The fourth man wore no lace or waistcoat of biblical splendor. He was dressed soberly in black, broken only by the almost startling white of his shirtfront and the single gold watch chain that stretched across his chest. He was a crow among peacocks, and she could not tear her eyes from him. He was understated, underdressed, and elegant, from his brilliantly polished shoes to his carefully arranged hair. He was the man she had raked down so thoroughly in the menagerie only that afternoon.
The man was the picture of perfection. Jeannie looked about her in amazement. Everyone was watching him, even the couples who had already begun the waltz. If the musicians scraped and twiddled at their instruments, she did not hear it. Jeannie McVinnie watched the elegant man in silence and she began to be afraid.
Without even seeming to turn his head, the man looked about the room and raised his hand to one of the group surrounding Larinda. He started in that direction and then stopped and looked at Jeannie, bowing and smiling.
Without taking her eyes from him, Jeannie tugged at Captain Summers' sleeve. "Captain, who is that man over there, the one, oh, you know, that one?"
Amused, Summers looked where she nodded. "I cannot say for sure, considering that I have been at sea for too long, but bless me, Jeannie McVinnie, you must mean the Beau. No one else is as beautiful. Not even me."

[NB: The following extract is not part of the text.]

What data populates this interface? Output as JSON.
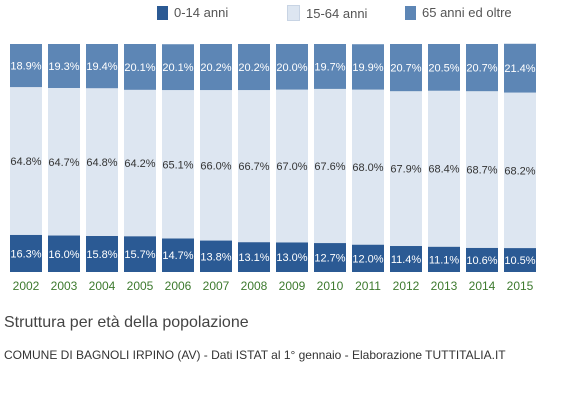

Jeannie managed a slight smile at his joke. The blood drained from her face as she noticed that the man in the doorway was watching her. "Who … who?"

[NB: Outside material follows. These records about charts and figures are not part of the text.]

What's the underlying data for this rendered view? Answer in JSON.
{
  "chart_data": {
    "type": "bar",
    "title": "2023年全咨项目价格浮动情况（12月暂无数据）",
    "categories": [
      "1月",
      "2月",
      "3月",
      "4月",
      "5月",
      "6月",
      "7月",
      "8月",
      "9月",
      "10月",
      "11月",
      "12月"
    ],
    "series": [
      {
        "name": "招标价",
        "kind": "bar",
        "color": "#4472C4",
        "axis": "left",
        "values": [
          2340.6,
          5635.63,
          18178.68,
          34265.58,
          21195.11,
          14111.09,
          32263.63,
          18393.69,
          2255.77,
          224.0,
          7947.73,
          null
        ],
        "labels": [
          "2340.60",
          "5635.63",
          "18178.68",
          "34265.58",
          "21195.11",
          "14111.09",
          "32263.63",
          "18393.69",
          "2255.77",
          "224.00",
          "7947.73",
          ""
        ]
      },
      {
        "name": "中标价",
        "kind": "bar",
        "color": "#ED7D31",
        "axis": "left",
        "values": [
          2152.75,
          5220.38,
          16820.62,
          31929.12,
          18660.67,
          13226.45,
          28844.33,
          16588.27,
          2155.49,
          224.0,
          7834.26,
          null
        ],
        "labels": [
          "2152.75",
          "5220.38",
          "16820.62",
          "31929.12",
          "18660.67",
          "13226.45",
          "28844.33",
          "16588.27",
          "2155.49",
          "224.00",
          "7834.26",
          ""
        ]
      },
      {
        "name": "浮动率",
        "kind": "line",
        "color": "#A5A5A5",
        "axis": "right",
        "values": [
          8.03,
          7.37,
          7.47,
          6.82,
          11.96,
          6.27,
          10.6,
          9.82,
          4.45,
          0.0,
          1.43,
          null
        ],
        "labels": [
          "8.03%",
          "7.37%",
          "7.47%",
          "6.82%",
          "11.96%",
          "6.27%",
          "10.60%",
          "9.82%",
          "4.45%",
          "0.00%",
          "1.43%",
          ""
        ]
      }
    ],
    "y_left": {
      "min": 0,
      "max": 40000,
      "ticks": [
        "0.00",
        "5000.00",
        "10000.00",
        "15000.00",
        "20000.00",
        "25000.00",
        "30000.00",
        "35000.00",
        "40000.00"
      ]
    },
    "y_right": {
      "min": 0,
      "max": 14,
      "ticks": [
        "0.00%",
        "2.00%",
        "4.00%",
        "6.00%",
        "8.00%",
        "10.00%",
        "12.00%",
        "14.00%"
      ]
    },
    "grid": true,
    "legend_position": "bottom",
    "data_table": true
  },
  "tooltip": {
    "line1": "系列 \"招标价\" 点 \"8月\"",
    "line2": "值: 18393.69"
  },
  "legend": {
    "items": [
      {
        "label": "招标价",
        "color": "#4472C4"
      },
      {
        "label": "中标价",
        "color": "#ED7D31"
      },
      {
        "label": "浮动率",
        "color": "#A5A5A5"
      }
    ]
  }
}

"Beau Brummell, you owl," said the captain. "Yes, I am sure that is who you mean." He gently lifted Jeannie's hand from his arm, where she was digging into the gold swirls on his sleeve. "People say he is the most elegant thing in London, and a great friend of the Prince Regent." The captain motioned to his sister, who stood with her friends nearby, also mesmerized by the man in the doorway. "Agatha, come sit you down with us and tell us--is that Beau Brummell?"
Lady Smeath accepted the proffered seat. "Dear me, yes, William," she said, her voice so full of reverence that Jeannie could only stare. She tapped Jeannie playfully with the fan. "And let me warn you, Mrs. McVinnie. That man has the power to ruin a woman's chances at a come-out with only a word or a glance."